What do you think about the art community and market?
For artists, it can be imperative to find a niche within the larger art community. I am interested in creating connections between the ideas of other artists and creative thinkers/makers because this can help make a wide, seemingly divergent space feel smaller and more specific.
What is one lesson you learnt from this past year's experience? And how did it help you further develop your art?
The pandemic has furthered my interest in finding "entangled constellations of connections," meaningful linkages/connections between ideas and people, and people's work (especially that of women) that are seemingly unrelated no matter how unusual, hidden, tenuous, this connection may appear. Such links create webs of connection that link people together, metaphorically and literally. For example, walking by a stranger on the street and smiling with my eyes behind my mask can create a momentary linkage/connection that can have larger impact on our systems of people and ideas.

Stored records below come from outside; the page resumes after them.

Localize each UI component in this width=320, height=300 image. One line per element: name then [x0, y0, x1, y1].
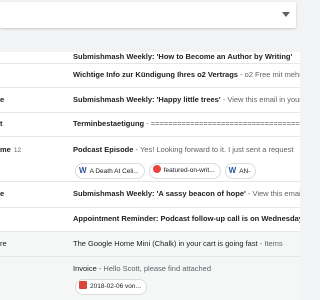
email-sender-name: me [0, 145, 11, 154]
attachment-chip[interactable]: WA Death At Celi... [75, 163, 145, 179]
word-doc-icon: W [228, 166, 237, 175]
email-subject: Submishmash Weekly: 'A sassy beacon of h… [73, 189, 246, 198]
email-sender [0, 52, 68, 63]
file-icon [152, 165, 161, 173]
email-row[interactable]: Appointment Reminder: Podcast follow-up … [0, 208, 300, 232]
email-row[interactable]: me 12 Podcast Episode - Yes! Looking forw… [0, 137, 300, 182]
pdf-icon [79, 281, 87, 289]
search-box[interactable] [0, 2, 296, 28]
email-content: Podcast Episode - Yes! Looking forward t… [73, 137, 300, 163]
email-sender: e [0, 95, 5, 104]
email-snippet: - Yes! Looking forward to it. I just sen… [133, 145, 294, 154]
email-content: Terminbestaetigung - ===================… [73, 113, 300, 135]
email-subject: Wichtige Info zur Kündigung Ihres o2 Ver… [73, 70, 238, 79]
email-subject: Invoice [73, 264, 97, 273]
email-snippet: - Hello Scott, please find attached [96, 264, 211, 273]
email-sender: re [0, 239, 7, 248]
email-subject: Terminbestaetigung [73, 119, 145, 128]
attachment-chips: 2018-02-06 von... [75, 279, 151, 295]
email-content: Submishmash Weekly: 'Happy little trees'… [73, 88, 300, 111]
email-content: Appointment Reminder: Podcast follow-up … [73, 208, 300, 230]
email-sender [0, 257, 68, 300]
search-options-dropdown-icon[interactable] [282, 12, 290, 17]
attachment-name: A Death At Celi... [89, 168, 139, 175]
top-bar [0, 0, 300, 52]
email-row[interactable]: Invoice - Hello Scott, please find attac… [0, 257, 300, 300]
email-subject: Appointment Reminder: Podcast follow-up … [73, 214, 300, 223]
email-snippet: - o2 Free mit mehr [237, 70, 300, 79]
thread-count: 12 [13, 147, 22, 154]
attachment-name: AN- [239, 168, 251, 175]
email-row[interactable]: t Terminbestaetigung - =================… [0, 113, 300, 137]
email-content: Submishmash Weekly: 'How to Become an Au… [73, 52, 300, 62]
email-row[interactable]: re The Google Home Mini (Chalk) in your … [0, 232, 300, 257]
attachment-name: featured-on-writ... [163, 167, 215, 174]
email-sender: e [0, 189, 5, 198]
email-snippet: - Items [257, 239, 283, 248]
email-subject: Podcast Episode [73, 145, 134, 154]
email-snippet: - View this email in your [220, 95, 300, 104]
email-content: Wichtige Info zur Kündigung Ihres o2 Ver… [73, 64, 300, 86]
email-snippet: - ====================================== [144, 119, 300, 128]
email-content: The Google Home Mini (Chalk) in your car… [73, 232, 300, 255]
word-doc-icon: W [79, 166, 87, 175]
email-content: Submishmash Weekly: 'A sassy beacon of h… [73, 182, 300, 206]
email-row[interactable]: e Submishmash Weekly: 'A sassy beacon of… [0, 182, 300, 208]
email-subject: Submishmash Weekly: 'Happy little trees' [73, 95, 221, 104]
email-subject: Submishmash Weekly: 'How to Become an Au… [73, 52, 293, 61]
email-sender: t [0, 119, 3, 128]
email-sender [0, 208, 68, 231]
email-row[interactable]: Wichtige Info zur Kündigung Ihres o2 Ver… [0, 64, 300, 88]
email-snippet: - View this email in your [247, 189, 300, 198]
inbox-list: Submishmash Weekly: 'How to Become an Au… [0, 52, 300, 300]
email-content: Invoice - Hello Scott, please find attac… [73, 257, 300, 281]
email-row[interactable]: Submishmash Weekly: 'How to Become an Au… [0, 52, 300, 64]
attachment-chip[interactable]: 2018-02-06 von... [75, 279, 147, 295]
email-sender: me 12 [0, 137, 68, 181]
attachment-chip[interactable]: W AN- [224, 163, 257, 179]
email-sender [0, 64, 68, 87]
email-row[interactable]: e Submishmash Weekly: 'Happy little tree… [0, 88, 300, 113]
attachment-name: 2018-02-06 von... [90, 283, 141, 290]
attachment-chips: WA Death At Celi... featured-on-writ... W A… [75, 163, 260, 179]
attachment-chip[interactable]: featured-on-writ... [148, 163, 221, 179]
email-subject: The Google Home Mini (Chalk) in your car… [73, 239, 258, 248]
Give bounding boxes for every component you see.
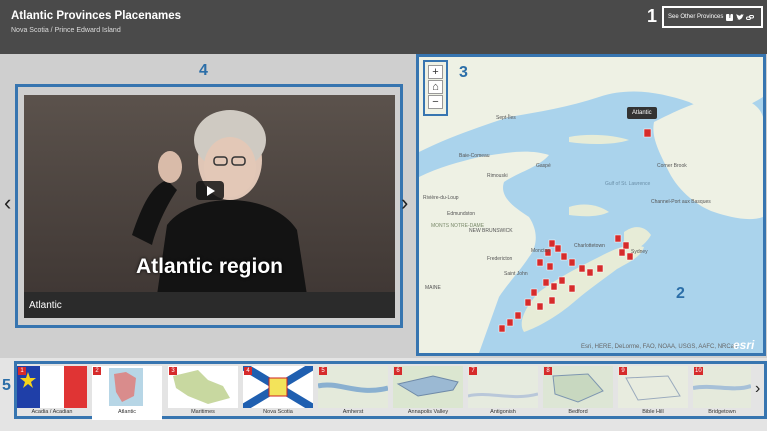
map-label-channel-port: Channel-Port aux Basques xyxy=(651,199,711,205)
thumbnail-3[interactable]: 3 Maritimes xyxy=(168,366,238,420)
page-title: Atlantic Provinces Placenames xyxy=(11,10,182,22)
thumbnail-label: Bible Hill xyxy=(642,409,664,415)
callout-2: 2 xyxy=(676,285,685,302)
map-label-riviere-du-loup: Rivière-du-Loup xyxy=(423,195,459,201)
video-caption: Atlantic region xyxy=(135,255,283,278)
annapolis-valley-map-image xyxy=(393,366,463,408)
page-subtitle: Nova Scotia / Prince Edward Island xyxy=(11,27,121,34)
thumbnail-label: Amherst xyxy=(342,409,364,415)
callout-4: 4 xyxy=(199,62,208,79)
thumbnail-10[interactable]: 10 Bridgetown xyxy=(693,366,751,420)
map-label-gaspe: Gaspé xyxy=(536,163,551,169)
map-label-baie-comeau: Baie-Comeau xyxy=(459,153,490,159)
map-panel[interactable]: Sept-Îles Baie-Comeau Rimouski Gaspé Riv… xyxy=(416,54,766,356)
video-title-bar: Atlantic xyxy=(24,292,395,318)
home-button[interactable]: ⌂ xyxy=(428,80,443,94)
thumbnail-badge: 4 xyxy=(244,367,252,375)
esri-logo: esri xyxy=(733,338,755,352)
next-arrow[interactable]: › xyxy=(401,192,408,214)
thumbnail-badge: 1 xyxy=(18,367,26,375)
zoom-out-button[interactable]: − xyxy=(428,95,443,109)
link-icon[interactable] xyxy=(746,14,755,21)
thumbnail-badge: 10 xyxy=(694,367,703,375)
map-label-gulf: Gulf of St. Lawrence xyxy=(605,181,651,187)
thumbnail-badge: 6 xyxy=(394,367,402,375)
thumbnail-badge: 9 xyxy=(619,367,627,375)
thumbnail-1[interactable]: 1 Acadia / Acadian xyxy=(17,366,87,420)
thumbnail-label: Atlantic xyxy=(117,409,137,415)
maritimes-map-image xyxy=(168,366,238,408)
thumbnail-6[interactable]: 6 Annapolis Valley xyxy=(393,366,463,420)
thumbnail-4[interactable]: 4 Nova Scotia xyxy=(243,366,313,420)
acadia-flag-image xyxy=(17,366,87,408)
twitter-icon[interactable] xyxy=(736,13,745,21)
callout-3: 3 xyxy=(459,64,468,81)
callout-5: 5 xyxy=(2,377,11,394)
thumbnail-label: Acadia / Acadian xyxy=(31,409,73,415)
video-panel: Atlantic region Atlantic xyxy=(15,84,403,328)
map-label-maine: MAINE xyxy=(425,285,442,291)
antigonish-map-image xyxy=(468,366,538,408)
thumbnail-badge: 3 xyxy=(169,367,177,375)
thumbnail-badge: 2 xyxy=(93,367,101,375)
share-bar: See Other Provinces f xyxy=(662,6,763,28)
previous-arrow[interactable]: ‹ xyxy=(4,192,11,214)
amherst-map-image xyxy=(318,366,388,408)
map-label-edmundston: Edmundston xyxy=(447,211,475,217)
map-label-sept-iles: Sept-Îles xyxy=(496,114,516,121)
app-header: Atlantic Provinces Placenames Nova Scoti… xyxy=(0,0,767,54)
thumbnail-8[interactable]: 8 Bedford xyxy=(543,366,613,420)
thumbnail-label: Bridgetown xyxy=(708,409,736,415)
bedford-map-image xyxy=(543,366,613,408)
thumbnail-2[interactable]: 2 Atlantic xyxy=(92,366,162,420)
thumbnail-next-arrow[interactable]: › xyxy=(755,380,760,398)
map-label-monts-notre-dame: MONTS NOTRE-DAME xyxy=(431,223,485,229)
thumbnail-label: Bedford xyxy=(568,409,588,415)
zoom-in-button[interactable]: + xyxy=(428,65,443,79)
callout-1: 1 xyxy=(647,6,658,26)
map-attribution: Esri, HERE, DeLorme, FAO, NOAA, USGS, AA… xyxy=(581,344,738,350)
map-canvas[interactable]: Sept-Îles Baie-Comeau Rimouski Gaspé Riv… xyxy=(419,57,763,353)
thumbnail-label: Nova Scotia xyxy=(263,409,293,415)
map-label-sydney: Sydney xyxy=(631,249,648,255)
map-tooltip: Atlantic xyxy=(627,107,657,119)
facebook-icon[interactable]: f xyxy=(726,13,734,21)
map-label-fredericton: Fredericton xyxy=(487,256,513,262)
thumbnail-label: Annapolis Valley xyxy=(407,409,449,415)
thumbnail-badge: 8 xyxy=(544,367,552,375)
bible-hill-map-image xyxy=(618,366,688,408)
nova-scotia-flag-image xyxy=(243,366,313,408)
map-label-rimouski: Rimouski xyxy=(487,173,508,179)
map-label-charlottetown: Charlottetown xyxy=(574,243,605,249)
play-button[interactable] xyxy=(196,181,224,200)
thumbnail-label: Maritimes xyxy=(191,409,215,415)
map-label-moncton: Moncton xyxy=(531,248,550,254)
thumbnail-label: Antigonish xyxy=(490,409,516,415)
map-zoom-controls: + ⌂ − xyxy=(423,60,448,116)
map-label-saint-john: Saint John xyxy=(504,271,528,277)
thumbnail-5[interactable]: 5 Amherst xyxy=(318,366,388,420)
atlantic-map-image xyxy=(92,366,162,408)
thumbnail-9[interactable]: 9 Bible Hill xyxy=(618,366,688,420)
thumbnail-badge: 5 xyxy=(319,367,327,375)
video-player[interactable]: Atlantic region xyxy=(24,95,395,315)
map-label-corner-brook: Corner Brook xyxy=(657,163,687,169)
thumbnail-badge: 7 xyxy=(469,367,477,375)
thumbnail-7[interactable]: 7 Antigonish xyxy=(468,366,538,420)
see-other-provinces-link[interactable]: See Other Provinces xyxy=(668,14,723,20)
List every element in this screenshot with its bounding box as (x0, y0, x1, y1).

And finally, what are you working on now, and what are your plans for the future? Anything exciting you can tell us about?
I am working on a series of animations and games that feature what I am calling technoloffspring, which are absurdist technological beings birthed from "IntertwinedHerStories" originating from the cross-section of gender, technology, lens-based-media, the human body, and caregiving. This project proposes a reimagining of what "technology" might mean in the context of an absurdist caregiving society. These technoloffspring originate from an "entangled constellation of connections" as subjects of care and caregivers themselves.
These films and games incorporate found and developed digital imagery that depicts threads related to women's invisible paid and unpaid labor. The amalgam of digitally altered video, performance, animation, 3d modeling, 3d design drawings, illustration, photography, sound, and processing code seeks to bring together the creative voices of women (past and present) like a sort of digital community of women's creative work, recode the technological landscape (that is designed mostly by and for men) as inclusive of female and non-gendered code, and propose new technologies originating from caregiving. Absurdist games and films bring visibility to this work in playful, unexpected ways and place value in creativity in an absurdist resistance against and proposal for reimagining an alternative to patriarchal, capitalist, production-based, essentialist, seemingly rational, seemingly useful, logical, optimization-driven, commercialized, deterministic systems.